Visiteurs d’églises, vous n’échapperez pas à ces trois termes d’architecture religieuse. Inévitablement les édifices religieux comportent un chœur et un chevet, souvent une ou des absides. Éclaircissons leur définition.

Chœur ou chevet ? Cathédrale de Troyes

La compréhension des mots « chœur », « chevet » ou « abside » est utile pour se repérer ou décrire le plan ou les élévations d’une église. Malheureusement, beaucoup de panneaux d’informations ou de guides touristiques tiennent leur sens pour acquis chez les visiteurs.

Moi qui baigne dans ce vocabulaire depuis environ 20 ans, je croyais parfaitement maîtriser ces notions fondamentales. Pourtant, en me plongeant dans les dictionnaires et les livres spécialisés, mes certitudes ont vacillé : les auteurs ne sont pas d’accord sur leur définition. Je vais tout de même tenter de clarifier par des schémas simples.

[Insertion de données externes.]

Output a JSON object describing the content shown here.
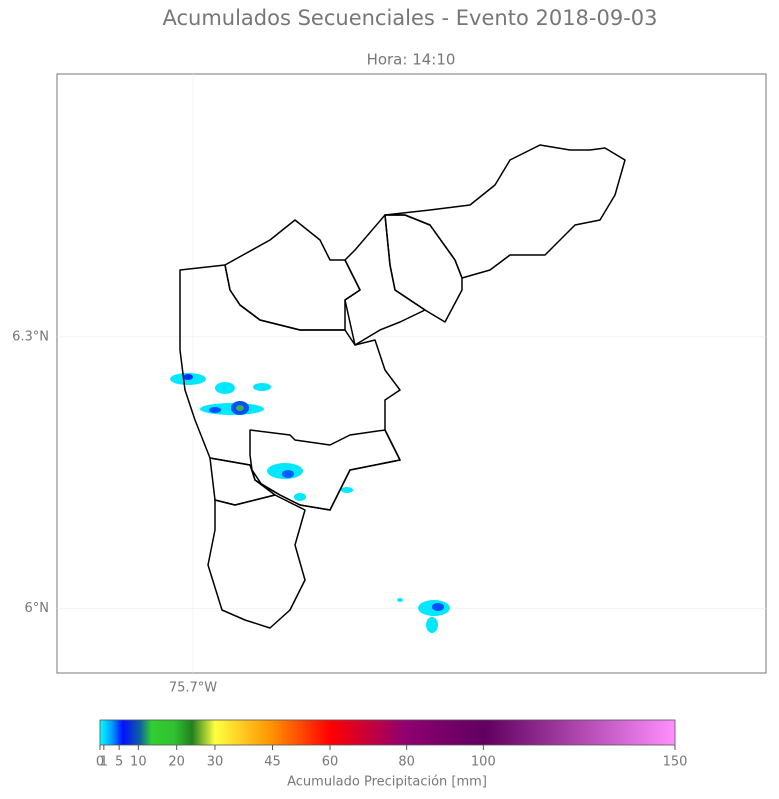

Chœur architectural et chœur liturgique

Selon l’angle choisi, le mot « chœur » n’a pas la même définition. Beaucoup d’entre vous connaissent le premier sens : c’est une zone de l’église qui se trouve au-delà du transept (ou au-delà de la nef en cas d’absence de transept). En général, il correspond aux parties orientales de l’édifice. C’est la définition d’un chœur au sens architectural.

Choeur architectural
Sur un plan d’église, il est facile de distinguer le chœur architectural dès lors qu’elle est dotée d’un transept. Dans les autres cas, le chœur s’emboîte directement sur la nef. Il se distingue alors par son volume plus rétréci (3e exemple), ou une séparation par des marches, clôture ou grand arc (dernier exemple).

Note : si les mots transept et nef ne sont pas clairs pour vous, je vous renvoie de suite vers cet article sur le vocabulaire de base.

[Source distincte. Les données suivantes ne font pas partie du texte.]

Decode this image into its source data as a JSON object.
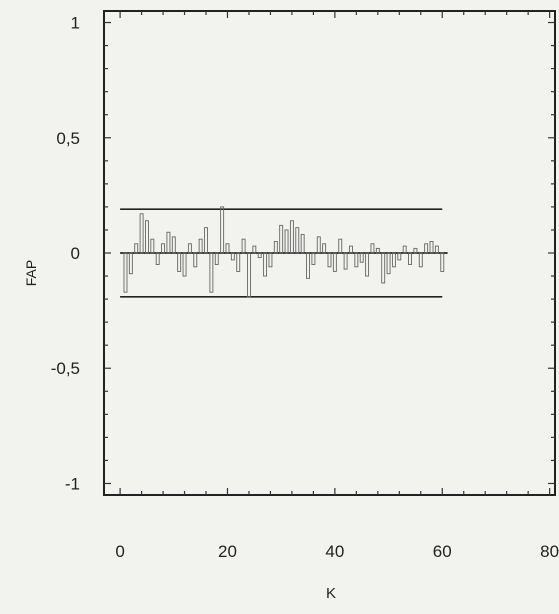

Dans un deuxième sens, le chœur renvoie à une fonction. C’est l’endroit où chantaient en chœur les membres du clergé. On l’appelle le chœur liturgique pour le différencier du chœur architectural.

Le chœur liturgique de la cathédrale Notre-Dame d’Évreux. Les clercs attachés au monuments, les chanoines, s’installaient sur les stalles de chaque côté. De nos jours, le chœur liturgique n’est plus exclusivement réservé au clergé. Pour preuve, des chaises pour les fidèles y ont été mises.

Dans les petites églises, chœur liturgique et chœur architectural se recouvrent généralement. Ailleurs, la superposition n’est pas exacte pour deux raisons :

  1. le chœur liturgique peut  occuper seulement une partie du chœur architectural. Par exemple, si des bas-côtés et un déambulatoire en font le tour.  
  2. le chœur liturgique peut  s’étendre jusque dans le transept, voire dans la nef, zone traditionnellement réservée aux fidèles. Allez voir par exemple la cathédrale de Reims.
Position du chœur liturgique
Différentes extensions du chœur liturgique. Dans le premier cas, il équivaut au chœur architectural. Dans le second cas, il occupe une partie du chœur architectural et se déploie jusque dans le transept. Quelques auteurs excluent du chœur liturgique le sanctuaire (je développe le sujet plus bas)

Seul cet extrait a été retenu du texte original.